Thursday, May 5, 2011

A Little H-O-R-S-E anyone?

Evan is really into shooting baskets right now and Luke has his own little basket so he does not get too frustrated.

The boys think it is mildly amusing that Jon and I frequently play late night H-O-R-S-E tourneys on the weekend after the kids go to bed. Now, it is Jon and I so there is always a little vino involved, so it gets amusing.The boys always ask us in the morning who won....I think we are dead even right now.

Jon always comes up with clever testosterone induced shots. One night there was a small piece of dog poop on the driveway, so he called one of his shots, "the dog poo bank shot".

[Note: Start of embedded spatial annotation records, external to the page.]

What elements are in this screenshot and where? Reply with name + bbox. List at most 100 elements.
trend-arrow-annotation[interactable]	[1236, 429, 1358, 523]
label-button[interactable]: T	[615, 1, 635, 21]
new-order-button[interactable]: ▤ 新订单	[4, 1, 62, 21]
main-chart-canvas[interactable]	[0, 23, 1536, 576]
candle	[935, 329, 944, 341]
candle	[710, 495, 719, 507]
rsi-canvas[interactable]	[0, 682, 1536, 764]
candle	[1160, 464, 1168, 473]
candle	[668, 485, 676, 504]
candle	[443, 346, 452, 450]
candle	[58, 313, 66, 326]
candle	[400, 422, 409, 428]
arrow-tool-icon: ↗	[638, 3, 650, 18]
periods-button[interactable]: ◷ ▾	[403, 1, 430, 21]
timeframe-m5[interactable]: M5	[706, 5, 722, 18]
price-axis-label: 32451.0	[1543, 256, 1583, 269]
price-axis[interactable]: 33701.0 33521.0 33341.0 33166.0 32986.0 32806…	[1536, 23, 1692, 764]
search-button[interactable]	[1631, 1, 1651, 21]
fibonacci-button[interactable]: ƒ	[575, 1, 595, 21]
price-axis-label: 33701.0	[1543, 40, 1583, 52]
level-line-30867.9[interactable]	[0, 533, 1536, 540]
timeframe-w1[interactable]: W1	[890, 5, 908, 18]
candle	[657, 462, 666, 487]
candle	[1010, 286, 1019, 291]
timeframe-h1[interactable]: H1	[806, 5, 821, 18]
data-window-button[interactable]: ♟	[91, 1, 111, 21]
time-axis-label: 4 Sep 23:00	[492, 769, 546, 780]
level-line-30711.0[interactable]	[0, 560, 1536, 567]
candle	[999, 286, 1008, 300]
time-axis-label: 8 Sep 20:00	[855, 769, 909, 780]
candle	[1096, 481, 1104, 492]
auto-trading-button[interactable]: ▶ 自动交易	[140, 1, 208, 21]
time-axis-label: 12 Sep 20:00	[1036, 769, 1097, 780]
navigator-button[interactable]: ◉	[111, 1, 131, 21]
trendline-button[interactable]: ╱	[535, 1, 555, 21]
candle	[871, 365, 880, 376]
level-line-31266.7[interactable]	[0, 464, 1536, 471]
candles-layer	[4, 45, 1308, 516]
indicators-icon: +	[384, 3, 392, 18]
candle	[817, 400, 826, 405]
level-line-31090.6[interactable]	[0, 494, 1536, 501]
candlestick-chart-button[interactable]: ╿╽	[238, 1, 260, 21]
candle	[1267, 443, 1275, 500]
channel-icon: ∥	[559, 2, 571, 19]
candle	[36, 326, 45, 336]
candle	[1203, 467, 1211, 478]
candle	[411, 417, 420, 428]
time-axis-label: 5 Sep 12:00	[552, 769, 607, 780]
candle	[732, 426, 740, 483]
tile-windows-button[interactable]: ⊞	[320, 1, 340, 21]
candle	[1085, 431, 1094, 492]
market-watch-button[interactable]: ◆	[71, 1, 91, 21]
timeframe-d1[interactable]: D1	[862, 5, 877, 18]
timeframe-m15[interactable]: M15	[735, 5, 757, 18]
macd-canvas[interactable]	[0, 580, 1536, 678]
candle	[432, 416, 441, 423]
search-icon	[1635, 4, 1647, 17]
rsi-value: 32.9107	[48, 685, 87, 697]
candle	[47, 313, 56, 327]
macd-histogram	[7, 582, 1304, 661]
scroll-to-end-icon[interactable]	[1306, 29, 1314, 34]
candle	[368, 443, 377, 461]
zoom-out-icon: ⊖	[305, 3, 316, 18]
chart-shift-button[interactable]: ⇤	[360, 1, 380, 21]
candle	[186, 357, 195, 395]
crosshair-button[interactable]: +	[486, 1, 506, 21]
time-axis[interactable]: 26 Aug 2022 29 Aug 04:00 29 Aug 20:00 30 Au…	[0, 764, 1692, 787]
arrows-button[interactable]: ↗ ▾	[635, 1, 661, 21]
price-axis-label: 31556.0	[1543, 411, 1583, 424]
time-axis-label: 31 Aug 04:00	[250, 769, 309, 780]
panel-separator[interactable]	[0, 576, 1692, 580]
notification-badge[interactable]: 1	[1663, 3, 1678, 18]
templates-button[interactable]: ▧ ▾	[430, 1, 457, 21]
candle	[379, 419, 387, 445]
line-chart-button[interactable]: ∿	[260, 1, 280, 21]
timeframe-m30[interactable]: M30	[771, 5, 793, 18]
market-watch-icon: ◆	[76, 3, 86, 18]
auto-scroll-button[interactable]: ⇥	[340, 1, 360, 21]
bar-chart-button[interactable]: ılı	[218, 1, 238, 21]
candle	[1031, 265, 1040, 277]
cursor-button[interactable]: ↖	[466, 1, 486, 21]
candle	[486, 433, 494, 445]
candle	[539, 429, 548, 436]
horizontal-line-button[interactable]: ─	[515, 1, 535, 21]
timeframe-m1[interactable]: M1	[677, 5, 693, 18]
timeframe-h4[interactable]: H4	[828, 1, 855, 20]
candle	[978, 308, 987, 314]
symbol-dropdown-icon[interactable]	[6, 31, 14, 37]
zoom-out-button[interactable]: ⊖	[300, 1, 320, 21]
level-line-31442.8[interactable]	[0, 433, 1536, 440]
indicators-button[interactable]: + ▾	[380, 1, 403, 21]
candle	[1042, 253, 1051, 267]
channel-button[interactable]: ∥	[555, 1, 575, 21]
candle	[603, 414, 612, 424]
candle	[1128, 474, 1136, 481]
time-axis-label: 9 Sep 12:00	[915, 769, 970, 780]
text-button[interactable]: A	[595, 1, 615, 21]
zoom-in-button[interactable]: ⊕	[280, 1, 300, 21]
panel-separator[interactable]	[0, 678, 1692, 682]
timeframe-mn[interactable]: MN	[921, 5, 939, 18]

So, now the kids know about this shot and they call for a "dog poo bank" whenever we play horse. Yet another moment in which the male fascination with bodily functions enters my very girly lifestyle;)!

Tuesday, May 3, 2011

Muffins With Mom

My sweet boy was feeling well enough to go to school today. This morning, we had Muffins With Mom before school and then went to Mass together. Isn't he handsome?:)

Sunday, May 1, 2011

My poor Evan

We made it 6 years without Evan having strep, but we ended that streak this weekend. He came home Thursday feeling yucky and stayed home Friday. He felt great Saturday , but after his baseball game, he asked to take a nap on the couch...so not like him. He had a fever and felt awful. We took in him in today and had a feeling he had strep. Hopefully, with antibitoics he will feel better soon.

Despite the strep, my little guy had a hit at his baseball game. I do find some humor in the fact we made it through cold and flu season with no illness for him and ended up sick in May. Such is life.

Flank Steak with Spicy Cream Sauce

The cream sauce had chives and parsely from the garden and that's my lettuce!:) The spcie in the sauce was horseradish.

Hutcheson Upgrades

Our new Keurig

My anniversary gift....with its cute pink case!



Generally, it takes Jon 2 years to buy anything digital/electric without doing tons of Consumer Report driven research:). He surprised me with a Kindle for our anniversary. I LOVE it, it is every readers' dream.


We have been discussing a Keurig forever. Jon has one at work and lots of our friends have one. I have been hesitant, but everyone I know that has one, loves it. So, I surprised Jon with it for our anniversary. It is better than I could have imagined. I love that I can just have one cup if I want. Jon and I also like different types of coffee on the weekend, so this solves the problem. I cannot say enough good things about it.

Lettuce!



My first lettuce harvest....so exciting and delicious! Even my, less than organic hubby, thought it was amazing!